I thought it best not to mention last night’s surveillance work. “Oh, yeah. I’m good. Where and when?”
“Well, if I remember correctly, we had plans for a picnic here at the ranch.”
“Yeah, we did, didn’t we? Around noon?”
“I’ll see you then. When you come in, drive past the main house. My house is about a mile and a half past Daddy’s.”
“He’s not going to come out and shoot me, is he?”
She laughed. I was serious. I touched the scar on my lip.
“He won’t even know you’re here. Just like old times.”
She hung up and I sat staring at the phone for a minute or two after. I wasn’t sure yet how I was going to approach the subject of the money transfers or her connection to Mark Peterson. I wanted to give her the benefit of the doubt. But I wasn’t stupid.
I finished my coffee, then grabbed a shower.
CHAPTER 21
I was purposely ten minutes late. I didn’t want to give her the impression I was sitting around watching the clock, counting off the minutes until I saw her again.
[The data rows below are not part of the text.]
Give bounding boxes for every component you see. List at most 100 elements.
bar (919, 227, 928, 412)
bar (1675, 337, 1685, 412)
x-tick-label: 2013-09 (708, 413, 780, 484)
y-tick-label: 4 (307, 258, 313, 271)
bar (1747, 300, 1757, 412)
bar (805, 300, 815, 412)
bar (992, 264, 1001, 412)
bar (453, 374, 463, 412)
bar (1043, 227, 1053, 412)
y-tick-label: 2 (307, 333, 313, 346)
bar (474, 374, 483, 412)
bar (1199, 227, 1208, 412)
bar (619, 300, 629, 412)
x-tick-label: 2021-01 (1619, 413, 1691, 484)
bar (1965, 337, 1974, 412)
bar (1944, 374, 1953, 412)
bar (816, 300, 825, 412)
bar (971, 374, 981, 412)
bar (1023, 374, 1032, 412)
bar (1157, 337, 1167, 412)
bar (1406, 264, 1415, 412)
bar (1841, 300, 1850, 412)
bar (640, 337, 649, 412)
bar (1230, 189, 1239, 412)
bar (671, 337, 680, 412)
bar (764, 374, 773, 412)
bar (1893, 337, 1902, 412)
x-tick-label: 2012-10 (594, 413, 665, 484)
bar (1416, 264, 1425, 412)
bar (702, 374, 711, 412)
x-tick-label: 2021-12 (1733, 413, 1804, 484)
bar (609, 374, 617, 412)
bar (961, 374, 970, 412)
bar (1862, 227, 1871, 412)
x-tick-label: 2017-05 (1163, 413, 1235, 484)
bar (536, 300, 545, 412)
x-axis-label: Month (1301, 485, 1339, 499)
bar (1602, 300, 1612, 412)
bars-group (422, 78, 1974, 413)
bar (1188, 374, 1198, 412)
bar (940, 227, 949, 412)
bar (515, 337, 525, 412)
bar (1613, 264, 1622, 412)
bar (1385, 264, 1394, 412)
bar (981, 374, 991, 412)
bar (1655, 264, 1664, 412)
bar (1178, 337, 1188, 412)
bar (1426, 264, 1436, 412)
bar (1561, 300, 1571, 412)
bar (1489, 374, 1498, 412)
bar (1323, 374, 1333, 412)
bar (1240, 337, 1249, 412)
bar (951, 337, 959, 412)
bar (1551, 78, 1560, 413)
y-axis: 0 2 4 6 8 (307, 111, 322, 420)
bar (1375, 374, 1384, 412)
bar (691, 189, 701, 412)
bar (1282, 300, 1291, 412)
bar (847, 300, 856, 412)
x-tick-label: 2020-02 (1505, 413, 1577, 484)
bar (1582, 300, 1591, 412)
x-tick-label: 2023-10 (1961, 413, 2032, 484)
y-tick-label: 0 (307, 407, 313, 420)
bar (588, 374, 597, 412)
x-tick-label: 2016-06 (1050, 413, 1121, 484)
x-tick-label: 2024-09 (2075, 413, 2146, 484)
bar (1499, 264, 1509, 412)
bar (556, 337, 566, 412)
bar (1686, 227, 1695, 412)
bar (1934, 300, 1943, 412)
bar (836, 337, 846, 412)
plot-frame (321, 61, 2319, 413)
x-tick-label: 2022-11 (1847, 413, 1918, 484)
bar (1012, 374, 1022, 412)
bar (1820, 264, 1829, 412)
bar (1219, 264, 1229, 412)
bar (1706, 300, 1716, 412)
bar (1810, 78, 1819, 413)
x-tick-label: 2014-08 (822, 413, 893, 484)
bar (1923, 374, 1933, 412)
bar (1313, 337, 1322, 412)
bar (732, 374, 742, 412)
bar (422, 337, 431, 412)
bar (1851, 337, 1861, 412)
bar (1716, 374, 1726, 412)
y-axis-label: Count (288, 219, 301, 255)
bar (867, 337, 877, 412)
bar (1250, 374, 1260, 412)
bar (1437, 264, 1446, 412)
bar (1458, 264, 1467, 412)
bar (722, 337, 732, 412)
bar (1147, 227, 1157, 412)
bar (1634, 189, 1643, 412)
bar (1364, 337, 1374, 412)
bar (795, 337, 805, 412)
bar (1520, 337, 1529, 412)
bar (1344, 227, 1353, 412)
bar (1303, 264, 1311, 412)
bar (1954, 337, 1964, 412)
The games Claire and I played with one another’s hearts and minds were sometimes beyond comprehension. I didn’t understand why we did them, and I didn’t think she did, either. I loved her more than life and I know she loved me the same, but we didn’t trust each other further than we could see one another. And sometimes, even when she was within sight, in full view, I trusted her even less. That’s when she was the most dangerous. At least when she wasn’t within arm’s reach, I could push her out of my mind.
I drove through the wrought iron gate welcoming me to the K-Bar Ranch. The main house was about two hundred yards past the entrance. It was an eight-thousand-square-foot, two-story colonial with a front porch and a manicured lawn. Claire’s bedroom had been upstairs, the last room on the right. The bedroom window faced the side lawn and there used to be a massive tree close enough I could climb and sneak in. Kinley got wise and had every tree within a hundred feet of the house cut down.